Retno juga melaporkan soal sorotan isu terkait Afghanistan. Di Asia Society, ia menyebutkan, dari awal Indonesia merupakan salah satu pendukung proses perdamaian di Afghanistan. Retno mengungkapkan fokus pada dua isu utama terkait proses mewujudkan perdamaian di Afghanistan, yakni kerja sama ulama dan pemajuan perempuan. ”Saya tekankan, kepentingan Indonesia hanya satu, yaitu ingin melihat rakyat Afghanistan menikmati perdamaian, sejahtera, dan hak-haknya, tentunya termasuk hak-hak perempuan,” katanya.

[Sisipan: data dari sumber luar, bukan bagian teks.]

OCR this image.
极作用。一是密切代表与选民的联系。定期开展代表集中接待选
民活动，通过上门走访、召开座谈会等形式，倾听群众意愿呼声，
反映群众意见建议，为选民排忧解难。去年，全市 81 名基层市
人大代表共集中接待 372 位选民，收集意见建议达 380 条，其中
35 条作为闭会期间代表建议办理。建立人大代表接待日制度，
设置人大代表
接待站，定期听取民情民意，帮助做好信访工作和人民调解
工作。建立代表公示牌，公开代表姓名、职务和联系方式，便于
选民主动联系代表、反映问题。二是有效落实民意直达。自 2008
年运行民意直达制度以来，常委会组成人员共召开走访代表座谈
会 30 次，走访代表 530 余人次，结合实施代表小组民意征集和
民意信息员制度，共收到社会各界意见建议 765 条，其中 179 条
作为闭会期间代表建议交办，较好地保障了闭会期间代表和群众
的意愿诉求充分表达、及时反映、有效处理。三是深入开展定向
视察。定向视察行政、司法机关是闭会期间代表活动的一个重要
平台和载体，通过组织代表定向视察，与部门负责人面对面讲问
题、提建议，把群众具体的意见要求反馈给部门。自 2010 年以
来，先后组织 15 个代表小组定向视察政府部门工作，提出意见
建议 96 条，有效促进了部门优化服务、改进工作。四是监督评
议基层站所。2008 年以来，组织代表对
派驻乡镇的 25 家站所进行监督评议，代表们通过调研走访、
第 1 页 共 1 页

Pembicaraan dengan topik Afghanistan juga terjadi dalam sejumlah pertemuan bilateral Retno dengan para menlu dan pejabat tinggi di sela-sela sidang Majelis Umum PBB. Retno berbicara lewat telepon dengan Abdullah Abdullah dari Afghanistan.
Abdullah adalah mantan CEO Pemerintah Afghanistan di masa pemerintahan Presiden Ashraf Ghani (2014-2020) lalu Ketua Dewan Tinggi untuk Rekonsiliasi Nasional Afghanistan (2020-2021). Retno bersama Abdullah saling bertukar pikiran tentang situasi Afghanistan saat-saat ini. Disampaikan Retno, Abdullah berharap agar Indonesia dapat terus berkontribusi agar Afghanistan damai, stabil, dan sejahtera.